L’un des aspects souvent sous-estimés du travail de Christiana est la capacité de ces leaders à naviguer à travers des systèmes bureaucratiques tout en restant profondément ancrés dans les réalités humaines. Christiana Figueres ne s’est pas contentée de défendre une cause noble ; elle a su la rendre concrète, en impliquant des acteurs de tous horizons, des responsables politiques aux citoyens ordinaires. Il en va de même pour son père, dont la vision de la politique était globalement orientée vers un dialogue international qui ne se limitait pas aux institutions gouvernementales, mais qui englobait l’ensemble de la société civile. En cela, Christiana suit les traces de son père, tout en apportant sa propre touche unique au monde de la diplomatie climatique.

Les deux figures partagent une approche de la politique fondée sur l’ouverture, l’humilité et la détermination.
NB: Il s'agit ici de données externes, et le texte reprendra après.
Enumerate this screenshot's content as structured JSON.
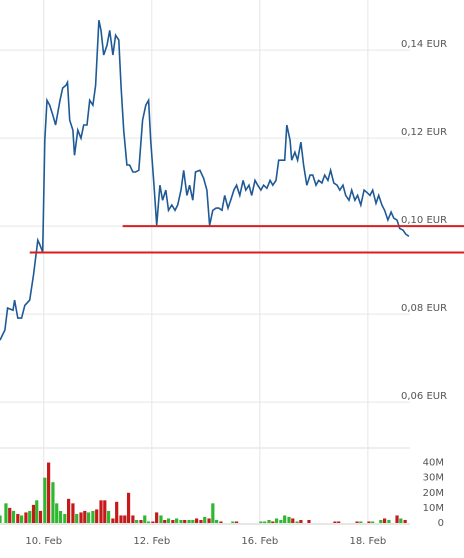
{
  "chart_data": [
    {
      "type": "line",
      "xlim": [
        -0.81,
        6.78
      ],
      "ylim": [
        0.0514,
        0.1514
      ],
      "yticks": [
        {
          "value": 0.06,
          "label": "0,06 EUR"
        },
        {
          "value": 0.08,
          "label": "0,08 EUR"
        },
        {
          "value": 0.1,
          "label": "0,10 EUR"
        },
        {
          "value": 0.12,
          "label": "0,12 EUR"
        },
        {
          "value": 0.14,
          "label": "0,14 EUR"
        }
      ],
      "grid": true,
      "series": [
        {
          "color": "#1f5a96",
          "x": [
            -0.81,
            -0.72,
            -0.67,
            -0.57,
            -0.54,
            -0.48,
            -0.41,
            -0.35,
            -0.26,
            -0.19,
            -0.11,
            -0.07,
            -0.02,
            0.02,
            0.06,
            0.11,
            0.17,
            0.22,
            0.3,
            0.35,
            0.41,
            0.44,
            0.48,
            0.54,
            0.57,
            0.63,
            0.69,
            0.74,
            0.8,
            0.85,
            0.91,
            0.96,
            1.02,
            1.06,
            1.11,
            1.17,
            1.22,
            1.28,
            1.33,
            1.39,
            1.43,
            1.48,
            1.54,
            1.59,
            1.65,
            1.7,
            1.76,
            1.83,
            1.89,
            1.94,
            1.98,
            2.04,
            2.09,
            2.15,
            2.2,
            2.26,
            2.31,
            2.37,
            2.43,
            2.48,
            2.54,
            2.59,
            2.65,
            2.7,
            2.76,
            2.81,
            2.89,
            2.96,
            3.02,
            3.07,
            3.13,
            3.19,
            3.24,
            3.3,
            3.35,
            3.41,
            3.46,
            3.52,
            3.57,
            3.63,
            3.69,
            3.74,
            3.8,
            3.85,
            3.91,
            3.96,
            4.02,
            4.07,
            4.13,
            4.19,
            4.24,
            4.3,
            4.35,
            4.41,
            4.46,
            4.5,
            4.56,
            4.59,
            4.65,
            4.7,
            4.76,
            4.81,
            4.87,
            4.93,
            4.98,
            5.04,
            5.09,
            5.15,
            5.2,
            5.26,
            5.31,
            5.37,
            5.43,
            5.48,
            5.54,
            5.59,
            5.65,
            5.7,
            5.76,
            5.81,
            5.87,
            5.93,
            5.98,
            6.04,
            6.09,
            6.15,
            6.2,
            6.26,
            6.31,
            6.37,
            6.43,
            6.48,
            6.54,
            6.59,
            6.65,
            6.7,
            6.76
          ],
          "values": [
            0.0741,
            0.0764,
            0.0814,
            0.0809,
            0.0832,
            0.0791,
            0.0791,
            0.082,
            0.0832,
            0.0889,
            0.0968,
            0.0957,
            0.0941,
            0.1195,
            0.1286,
            0.1275,
            0.1252,
            0.123,
            0.1286,
            0.1314,
            0.132,
            0.1327,
            0.1241,
            0.1218,
            0.1161,
            0.1218,
            0.12,
            0.123,
            0.123,
            0.1286,
            0.1275,
            0.132,
            0.1468,
            0.1445,
            0.1389,
            0.1411,
            0.1445,
            0.1389,
            0.1434,
            0.1423,
            0.132,
            0.1218,
            0.1139,
            0.1139,
            0.1123,
            0.1123,
            0.1127,
            0.1241,
            0.1275,
            0.1286,
            0.1195,
            0.1093,
            0.1002,
            0.1093,
            0.1059,
            0.1082,
            0.1036,
            0.1048,
            0.1036,
            0.1048,
            0.1082,
            0.1127,
            0.107,
            0.1093,
            0.1059,
            0.1123,
            0.1127,
            0.1109,
            0.1082,
            0.1002,
            0.1036,
            0.1041,
            0.1041,
            0.1036,
            0.107,
            0.1041,
            0.1059,
            0.1082,
            0.1093,
            0.107,
            0.1104,
            0.1082,
            0.1093,
            0.107,
            0.1104,
            0.1093,
            0.1082,
            0.1093,
            0.1086,
            0.1104,
            0.1093,
            0.1104,
            0.115,
            0.115,
            0.115,
            0.123,
            0.1195,
            0.115,
            0.1168,
            0.115,
            0.1191,
            0.1139,
            0.1093,
            0.1116,
            0.1116,
            0.1093,
            0.1104,
            0.1098,
            0.1116,
            0.1104,
            0.1127,
            0.1098,
            0.1093,
            0.1082,
            0.1093,
            0.107,
            0.1059,
            0.1082,
            0.1059,
            0.107,
            0.1048,
            0.1082,
            0.1077,
            0.107,
            0.1082,
            0.1052,
            0.107,
            0.1048,
            0.1036,
            0.1014,
            0.1032,
            0.1018,
            0.1014,
            0.0995,
            0.0991,
            0.0982,
            0.0977
          ]
        }
      ],
      "hlines": [
        {
          "value": 0.1,
          "x0": 1.46,
          "color": "#d91e1e"
        },
        {
          "value": 0.094,
          "x0": -0.26,
          "color": "#d91e1e"
        }
      ]
    },
    {
      "type": "bar",
      "xlim": [
        -0.81,
        6.78
      ],
      "xticks": [
        {
          "value": 0,
          "label": "10. Feb"
        },
        {
          "value": 2,
          "label": "12. Feb"
        },
        {
          "value": 4,
          "label": "16. Feb"
        },
        {
          "value": 6,
          "label": "18. Feb"
        }
      ],
      "ylim": [
        0,
        45
      ],
      "yticks": [
        0,
        {
          "value": 10,
          "label": "10M"
        },
        {
          "value": 20,
          "label": "20M"
        },
        {
          "value": 30,
          "label": "30M"
        },
        {
          "value": 40,
          "label": "40M"
        }
      ],
      "series": [
        {
          "color": "#2fb82f",
          "x": [
            -0.81,
            -0.7,
            -0.56,
            -0.41,
            -0.26,
            -0.13,
            0.02,
            0.17,
            0.24,
            0.31,
            0.39,
            0.61,
            0.83,
            0.91,
            1.2,
            1.72,
            1.87,
            1.94,
            2.17,
            2.31,
            2.46,
            2.54,
            2.69,
            2.76,
            2.98,
            3.13,
            3.2,
            3.5,
            4.02,
            4.09,
            4.17,
            4.31,
            4.39,
            4.46,
            4.54,
            4.69,
            5.87,
            6.09,
            6.24,
            6.39,
            6.61
          ],
          "values": [
            5,
            13,
            8,
            5,
            8,
            15,
            30,
            27,
            13,
            8,
            6,
            6,
            7,
            8,
            8,
            2,
            5,
            1,
            5,
            3,
            3,
            2,
            2,
            2,
            4,
            13,
            2,
            1,
            1,
            1,
            2,
            3,
            2,
            5,
            4,
            1,
            1,
            1,
            2,
            2,
            3
          ]
        },
        {
          "color": "#c41a1a",
          "x": [
            -0.63,
            -0.48,
            -0.33,
            -0.19,
            -0.06,
            0.09,
            0.46,
            0.54,
            0.69,
            0.76,
            0.98,
            1.06,
            1.13,
            1.28,
            1.35,
            1.43,
            1.5,
            1.57,
            1.65,
            1.8,
            2.02,
            2.09,
            2.24,
            2.39,
            2.61,
            2.83,
            2.91,
            3.06,
            3.28,
            3.57,
            4.24,
            4.61,
            4.76,
            4.91,
            5.39,
            5.46,
            5.8,
            6.02,
            6.31,
            6.54,
            6.69
          ],
          "values": [
            10,
            6,
            7,
            12,
            8,
            40,
            16,
            13,
            7,
            8,
            9,
            15,
            15,
            3,
            14,
            5,
            5,
            20,
            5,
            2,
            1,
            7,
            2,
            2,
            2,
            3,
            2,
            3,
            1,
            1,
            1,
            3,
            2,
            2,
            1,
            1,
            1,
            1,
            3,
            5,
            2
          ]
        }
      ]
    }
  ]
}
Leurs vies illustrent comment un leadership authentique peut naître de la capacité à écouter, à comprendre et à travailler avec des personnes de toutes origines, tout en poursuivant des objectifs ambitieux et nécessaires à l'échelle mondiale. Leur héritage montre que l’action politique efficace ne se résume pas à la prise de décision ; elle nécessite aussi une capacité rare à tisser des liens humains et à faire preuve de résilience face aux défis mondiaux.

Les leaders comme Christiana et José Figueres rappellent l’importance de l’humanité dans le leadership. L’empathie et l’efficacité ne sont pas des opposés, mais des alliés puissants lorsqu’il s’agit de transformer des idées en actions concrètes. C’est ce que l’on doit retenir de leur parcours et de leur travail : un leadership ancré dans les valeurs humaines, mais capable de traiter les problèmes mondiaux avec une rigueur méthodologique sans égale. Cela ouvre la voie à une diplomatie plus humaine et à une action internationale plus cohérente face à des enjeux globaux comme le changement climatique.